In what ways should I interact?

I have already stated my arguments here.

Is there planned date for the resolution?

Angelo

Entered By: Quaglia, Angelo - 2013-11-05 09:07:53

bermud commented 10 years ago

Rich and I will convene this friday late afternoon on skype to address the issue and possibly fix it.

You are welcome to join us.

Entered By: Bigagli, Lorenzo - 2013-11-05 12:27:21

bermud commented 10 years ago

Getting Xerces (2.11.0) to validate using schema location “hints” in the instance document is straightforward: just create a schema object without specifying a schema source.

Schema schema = SchemaFactory.newInstance(XMLConstants.W3C_XML_SCHEMA_NS_URI).newSchema(); Validator validator = schema.newValidator(); // Note: "honour-all-schemaLocations" feature is still false but the validator behaves as expected validator.setFeature(IGNORE_XSI_TYPE, true); // Doesn't ignore xsi:type="rim:FreeFormText" and reports an invalid type derivation

Note that setting the feature “ignore-xsi-type-until-elemdecl” didn’t cause that attribute to be ignored, presumably because a global element declaration had been found. So I’m not sure how this feature is supposed to work.

Now, if instead I construct a validator using a specific schema, and then set the feature “honour-all-schemaLocations” on the validator to be true, it appears to ignore the hint and only uses the given schema; the result is a complaint about not finding a declaration for the document element. So it appears that with the standard JAXP API it is not possible to both supply a schema and use location hints. Do one or the other. Perhaps this might be possible using an internal Xerces API, the so-called Xerces native interface.

Entered By: Martell, Richard - 2013-11-18 12:39:07

rjmartell commented 9 years ago

In the script CSW-GetCapabilities-GET.xml, almost every test is using a validating parser pre-configured with a particular set of standard schemas; these parsers are defined in common.xml.

Note that the underlying Java class is com.occamlab.te.parsers.XMLValidatingParser. Perhaps it might be possible to allow an empty schema_links parameter so as to indicate that the validator should attempt to use schema location hints provided in the instance document.

lorebiga commented 9 years ago

Given the above, I would propose this solution for this issue:

1-prune the content of extendedCapabilities (may be empty) and validate the document with the official schemas 2-if the content of extendedCapabilities is not empty, validate the whole document using the user-specified location hints

Fixing issue #64 would support the above strategy.
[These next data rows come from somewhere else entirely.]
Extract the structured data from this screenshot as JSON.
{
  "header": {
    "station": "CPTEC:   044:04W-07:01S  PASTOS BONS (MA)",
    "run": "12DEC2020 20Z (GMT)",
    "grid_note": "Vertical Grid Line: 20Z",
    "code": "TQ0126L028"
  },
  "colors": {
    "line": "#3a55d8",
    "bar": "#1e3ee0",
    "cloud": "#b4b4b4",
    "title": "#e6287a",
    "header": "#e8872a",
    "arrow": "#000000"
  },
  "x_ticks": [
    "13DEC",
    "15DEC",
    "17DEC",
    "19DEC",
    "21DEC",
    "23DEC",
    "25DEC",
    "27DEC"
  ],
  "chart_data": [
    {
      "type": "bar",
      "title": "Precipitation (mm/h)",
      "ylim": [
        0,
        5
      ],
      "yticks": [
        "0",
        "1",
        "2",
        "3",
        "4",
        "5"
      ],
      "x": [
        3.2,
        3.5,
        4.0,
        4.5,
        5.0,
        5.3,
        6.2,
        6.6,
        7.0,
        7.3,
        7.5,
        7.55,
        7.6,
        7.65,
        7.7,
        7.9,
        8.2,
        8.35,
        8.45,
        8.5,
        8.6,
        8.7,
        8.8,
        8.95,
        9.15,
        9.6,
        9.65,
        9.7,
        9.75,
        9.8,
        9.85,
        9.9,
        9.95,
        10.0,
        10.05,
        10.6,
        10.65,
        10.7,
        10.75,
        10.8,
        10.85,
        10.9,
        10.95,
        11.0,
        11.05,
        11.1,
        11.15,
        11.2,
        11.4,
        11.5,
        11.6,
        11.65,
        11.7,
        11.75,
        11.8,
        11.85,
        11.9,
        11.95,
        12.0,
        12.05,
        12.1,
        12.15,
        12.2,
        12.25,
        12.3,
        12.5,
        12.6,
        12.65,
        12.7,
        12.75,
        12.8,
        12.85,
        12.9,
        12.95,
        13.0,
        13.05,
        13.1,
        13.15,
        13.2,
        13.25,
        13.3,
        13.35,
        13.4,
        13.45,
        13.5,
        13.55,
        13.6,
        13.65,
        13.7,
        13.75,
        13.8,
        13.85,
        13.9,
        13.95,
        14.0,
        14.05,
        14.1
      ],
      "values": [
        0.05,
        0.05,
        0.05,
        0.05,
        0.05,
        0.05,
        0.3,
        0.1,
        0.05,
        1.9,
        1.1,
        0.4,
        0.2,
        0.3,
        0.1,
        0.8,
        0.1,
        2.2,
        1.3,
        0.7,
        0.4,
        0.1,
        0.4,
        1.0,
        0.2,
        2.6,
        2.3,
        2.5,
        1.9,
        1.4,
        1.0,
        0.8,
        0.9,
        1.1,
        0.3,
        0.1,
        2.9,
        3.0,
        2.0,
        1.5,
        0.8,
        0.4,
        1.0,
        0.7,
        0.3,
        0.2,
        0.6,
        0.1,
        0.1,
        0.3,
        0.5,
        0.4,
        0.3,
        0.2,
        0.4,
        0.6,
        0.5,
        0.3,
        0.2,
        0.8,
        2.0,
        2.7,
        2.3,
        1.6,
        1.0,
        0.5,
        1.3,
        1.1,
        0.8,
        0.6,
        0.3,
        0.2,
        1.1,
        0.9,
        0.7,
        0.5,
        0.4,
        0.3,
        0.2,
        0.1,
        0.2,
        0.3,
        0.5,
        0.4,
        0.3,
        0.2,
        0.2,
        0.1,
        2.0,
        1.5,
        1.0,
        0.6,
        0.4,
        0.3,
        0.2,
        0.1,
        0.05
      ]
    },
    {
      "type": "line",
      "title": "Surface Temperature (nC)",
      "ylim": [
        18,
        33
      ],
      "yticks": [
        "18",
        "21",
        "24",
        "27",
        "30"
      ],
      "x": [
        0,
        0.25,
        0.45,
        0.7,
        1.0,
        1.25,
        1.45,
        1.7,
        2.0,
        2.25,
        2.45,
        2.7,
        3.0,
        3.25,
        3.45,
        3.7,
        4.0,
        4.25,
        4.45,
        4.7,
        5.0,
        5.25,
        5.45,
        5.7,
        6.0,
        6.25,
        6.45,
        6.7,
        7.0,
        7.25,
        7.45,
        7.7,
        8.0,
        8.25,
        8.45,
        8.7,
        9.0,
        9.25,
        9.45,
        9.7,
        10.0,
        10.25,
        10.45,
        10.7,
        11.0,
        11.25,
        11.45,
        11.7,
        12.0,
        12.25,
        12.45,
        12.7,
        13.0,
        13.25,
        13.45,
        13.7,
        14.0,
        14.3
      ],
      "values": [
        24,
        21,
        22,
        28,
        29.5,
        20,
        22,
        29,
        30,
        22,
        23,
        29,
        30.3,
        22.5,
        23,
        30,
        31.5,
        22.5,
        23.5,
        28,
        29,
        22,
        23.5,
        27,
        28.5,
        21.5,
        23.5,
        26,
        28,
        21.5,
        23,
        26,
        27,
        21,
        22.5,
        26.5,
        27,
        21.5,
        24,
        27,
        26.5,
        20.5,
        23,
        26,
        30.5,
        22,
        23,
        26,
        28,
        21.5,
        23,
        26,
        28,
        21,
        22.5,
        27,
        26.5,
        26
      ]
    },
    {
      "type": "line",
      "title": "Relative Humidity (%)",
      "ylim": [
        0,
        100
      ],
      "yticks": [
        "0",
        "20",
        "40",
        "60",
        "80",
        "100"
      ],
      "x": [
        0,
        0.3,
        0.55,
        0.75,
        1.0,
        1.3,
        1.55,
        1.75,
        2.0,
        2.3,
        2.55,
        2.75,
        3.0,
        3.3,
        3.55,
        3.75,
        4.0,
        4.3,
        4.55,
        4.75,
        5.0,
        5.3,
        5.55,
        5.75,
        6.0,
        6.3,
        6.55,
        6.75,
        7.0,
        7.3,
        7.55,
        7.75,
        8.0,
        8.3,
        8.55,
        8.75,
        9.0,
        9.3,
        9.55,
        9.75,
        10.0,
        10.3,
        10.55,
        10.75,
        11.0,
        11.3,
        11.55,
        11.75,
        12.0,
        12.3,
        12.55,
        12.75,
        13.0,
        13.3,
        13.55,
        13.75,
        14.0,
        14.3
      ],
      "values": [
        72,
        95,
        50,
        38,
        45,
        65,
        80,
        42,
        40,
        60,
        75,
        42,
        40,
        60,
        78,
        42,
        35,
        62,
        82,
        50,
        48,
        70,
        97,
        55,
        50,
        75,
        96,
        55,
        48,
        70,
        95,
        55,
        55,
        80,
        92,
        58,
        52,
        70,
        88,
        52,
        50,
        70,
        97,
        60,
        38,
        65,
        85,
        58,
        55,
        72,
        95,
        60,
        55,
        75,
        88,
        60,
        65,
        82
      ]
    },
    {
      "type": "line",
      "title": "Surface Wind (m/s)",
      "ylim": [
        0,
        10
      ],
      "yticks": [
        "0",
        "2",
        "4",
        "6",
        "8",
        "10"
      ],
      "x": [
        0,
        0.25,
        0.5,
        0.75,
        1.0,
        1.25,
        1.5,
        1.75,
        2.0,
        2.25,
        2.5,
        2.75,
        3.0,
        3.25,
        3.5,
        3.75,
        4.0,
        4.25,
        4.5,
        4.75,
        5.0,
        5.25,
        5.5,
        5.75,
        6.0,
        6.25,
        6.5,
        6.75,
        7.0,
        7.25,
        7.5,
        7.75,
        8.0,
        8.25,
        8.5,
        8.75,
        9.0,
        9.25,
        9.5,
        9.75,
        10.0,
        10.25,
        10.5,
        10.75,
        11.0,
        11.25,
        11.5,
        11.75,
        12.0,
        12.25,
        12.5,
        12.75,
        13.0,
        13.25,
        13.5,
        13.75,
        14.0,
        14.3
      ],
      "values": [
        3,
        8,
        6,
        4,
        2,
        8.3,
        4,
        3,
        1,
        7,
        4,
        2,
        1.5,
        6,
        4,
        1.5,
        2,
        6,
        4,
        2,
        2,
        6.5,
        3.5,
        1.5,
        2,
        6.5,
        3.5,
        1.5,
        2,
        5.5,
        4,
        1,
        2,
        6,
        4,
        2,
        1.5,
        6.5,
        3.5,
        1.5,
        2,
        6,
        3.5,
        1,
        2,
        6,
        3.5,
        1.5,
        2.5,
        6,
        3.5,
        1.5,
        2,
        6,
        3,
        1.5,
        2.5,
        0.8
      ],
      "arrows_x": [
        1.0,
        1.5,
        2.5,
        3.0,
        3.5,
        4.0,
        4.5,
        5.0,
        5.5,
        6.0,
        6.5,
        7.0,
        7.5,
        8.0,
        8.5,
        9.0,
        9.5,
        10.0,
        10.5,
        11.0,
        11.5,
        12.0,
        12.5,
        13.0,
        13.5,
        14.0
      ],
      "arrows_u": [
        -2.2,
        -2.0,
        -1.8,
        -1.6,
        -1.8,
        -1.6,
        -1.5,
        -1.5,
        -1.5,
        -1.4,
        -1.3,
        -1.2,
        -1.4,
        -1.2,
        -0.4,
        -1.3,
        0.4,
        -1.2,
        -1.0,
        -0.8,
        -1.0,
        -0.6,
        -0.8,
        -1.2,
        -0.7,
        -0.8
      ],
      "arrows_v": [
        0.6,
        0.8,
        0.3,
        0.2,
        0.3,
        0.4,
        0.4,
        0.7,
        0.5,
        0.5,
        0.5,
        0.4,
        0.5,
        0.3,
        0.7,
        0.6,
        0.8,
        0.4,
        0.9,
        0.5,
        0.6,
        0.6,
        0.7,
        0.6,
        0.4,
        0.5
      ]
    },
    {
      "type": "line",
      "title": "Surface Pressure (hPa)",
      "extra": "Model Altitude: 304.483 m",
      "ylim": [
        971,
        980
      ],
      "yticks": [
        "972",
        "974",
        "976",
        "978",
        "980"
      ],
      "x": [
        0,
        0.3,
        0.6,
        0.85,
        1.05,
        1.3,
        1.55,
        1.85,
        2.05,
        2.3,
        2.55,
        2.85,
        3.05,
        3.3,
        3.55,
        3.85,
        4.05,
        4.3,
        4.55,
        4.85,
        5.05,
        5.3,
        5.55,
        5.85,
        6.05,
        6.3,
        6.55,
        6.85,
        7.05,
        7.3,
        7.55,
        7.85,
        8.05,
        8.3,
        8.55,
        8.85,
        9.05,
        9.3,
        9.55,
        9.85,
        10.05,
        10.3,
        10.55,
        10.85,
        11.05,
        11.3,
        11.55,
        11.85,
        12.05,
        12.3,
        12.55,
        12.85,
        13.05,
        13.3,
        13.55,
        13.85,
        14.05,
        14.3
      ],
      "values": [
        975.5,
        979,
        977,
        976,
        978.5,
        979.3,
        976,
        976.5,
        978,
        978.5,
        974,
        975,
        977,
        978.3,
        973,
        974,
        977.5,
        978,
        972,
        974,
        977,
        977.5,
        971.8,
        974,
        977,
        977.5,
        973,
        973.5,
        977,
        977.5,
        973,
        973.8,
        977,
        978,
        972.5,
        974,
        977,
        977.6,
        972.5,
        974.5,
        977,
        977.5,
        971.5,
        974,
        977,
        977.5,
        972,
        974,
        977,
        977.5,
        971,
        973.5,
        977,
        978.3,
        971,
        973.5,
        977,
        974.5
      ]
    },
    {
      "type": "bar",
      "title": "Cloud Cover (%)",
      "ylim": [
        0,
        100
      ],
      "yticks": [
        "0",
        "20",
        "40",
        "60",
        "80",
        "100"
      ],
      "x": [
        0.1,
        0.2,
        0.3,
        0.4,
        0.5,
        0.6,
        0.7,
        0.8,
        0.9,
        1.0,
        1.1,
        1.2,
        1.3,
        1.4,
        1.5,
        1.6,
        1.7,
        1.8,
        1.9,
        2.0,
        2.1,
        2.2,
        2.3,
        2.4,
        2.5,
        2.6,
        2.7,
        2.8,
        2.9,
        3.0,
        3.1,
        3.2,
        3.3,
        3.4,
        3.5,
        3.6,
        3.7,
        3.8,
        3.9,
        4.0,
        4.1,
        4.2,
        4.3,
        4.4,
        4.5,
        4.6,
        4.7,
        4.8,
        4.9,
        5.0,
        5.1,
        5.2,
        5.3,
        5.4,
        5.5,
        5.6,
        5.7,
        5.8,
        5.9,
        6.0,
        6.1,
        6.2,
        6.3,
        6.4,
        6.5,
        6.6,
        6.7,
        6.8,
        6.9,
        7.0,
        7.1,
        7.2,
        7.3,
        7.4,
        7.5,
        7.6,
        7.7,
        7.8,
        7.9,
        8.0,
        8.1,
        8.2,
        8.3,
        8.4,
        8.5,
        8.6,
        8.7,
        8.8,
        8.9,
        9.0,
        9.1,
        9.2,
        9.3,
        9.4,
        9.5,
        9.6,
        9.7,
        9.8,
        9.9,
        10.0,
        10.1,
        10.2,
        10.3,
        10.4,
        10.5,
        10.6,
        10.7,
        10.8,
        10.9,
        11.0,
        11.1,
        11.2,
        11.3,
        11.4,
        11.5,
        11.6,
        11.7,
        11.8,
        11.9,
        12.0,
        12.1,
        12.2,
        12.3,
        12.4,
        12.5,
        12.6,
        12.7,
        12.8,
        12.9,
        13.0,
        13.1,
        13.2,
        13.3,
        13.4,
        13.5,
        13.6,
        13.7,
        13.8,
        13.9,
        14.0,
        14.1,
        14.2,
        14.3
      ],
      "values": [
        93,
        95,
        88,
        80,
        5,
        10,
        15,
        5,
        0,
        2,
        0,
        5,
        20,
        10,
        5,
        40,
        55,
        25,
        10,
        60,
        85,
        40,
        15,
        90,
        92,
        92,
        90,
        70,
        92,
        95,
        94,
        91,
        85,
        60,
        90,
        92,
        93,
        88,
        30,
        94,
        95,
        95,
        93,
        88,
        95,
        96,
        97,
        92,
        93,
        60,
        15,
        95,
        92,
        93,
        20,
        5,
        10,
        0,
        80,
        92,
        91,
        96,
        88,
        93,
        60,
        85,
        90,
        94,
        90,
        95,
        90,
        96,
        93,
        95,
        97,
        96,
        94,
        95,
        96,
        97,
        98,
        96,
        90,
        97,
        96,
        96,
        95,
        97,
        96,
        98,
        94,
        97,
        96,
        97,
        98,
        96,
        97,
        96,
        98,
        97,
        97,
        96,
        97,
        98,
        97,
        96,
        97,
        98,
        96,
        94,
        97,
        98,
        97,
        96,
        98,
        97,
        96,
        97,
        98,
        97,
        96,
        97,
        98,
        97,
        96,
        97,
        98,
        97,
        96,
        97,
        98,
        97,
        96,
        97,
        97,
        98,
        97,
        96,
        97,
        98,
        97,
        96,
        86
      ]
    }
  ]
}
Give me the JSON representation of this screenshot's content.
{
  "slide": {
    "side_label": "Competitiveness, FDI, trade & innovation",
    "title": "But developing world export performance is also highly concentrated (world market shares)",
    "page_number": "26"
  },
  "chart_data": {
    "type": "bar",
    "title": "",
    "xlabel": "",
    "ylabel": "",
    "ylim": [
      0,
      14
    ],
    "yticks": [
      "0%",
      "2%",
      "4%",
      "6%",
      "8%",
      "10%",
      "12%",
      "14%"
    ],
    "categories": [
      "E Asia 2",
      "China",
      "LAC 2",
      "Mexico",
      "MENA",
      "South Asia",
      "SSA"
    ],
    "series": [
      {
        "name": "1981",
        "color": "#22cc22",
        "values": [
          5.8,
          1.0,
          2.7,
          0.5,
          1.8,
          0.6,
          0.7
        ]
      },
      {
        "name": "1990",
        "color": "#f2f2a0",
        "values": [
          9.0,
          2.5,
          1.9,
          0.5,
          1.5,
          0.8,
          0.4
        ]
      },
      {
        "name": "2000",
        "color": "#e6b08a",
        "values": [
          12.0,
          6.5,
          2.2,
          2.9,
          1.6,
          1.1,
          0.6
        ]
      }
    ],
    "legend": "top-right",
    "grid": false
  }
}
bermud commented 9 years ago

@lorebiga, I like your strategy.

rjmartell commented 9 years ago

In teamegine-core-4.0.6, XMLValidatingParser will no longer raise an error if no schema references are supplied; in this case it will attempt to use the xsi:schemaLocation "hints" given in the instance document.

lorebiga commented 9 years ago

Release note: the test requires that the capabilities document contains all the schema locations necessary for validation.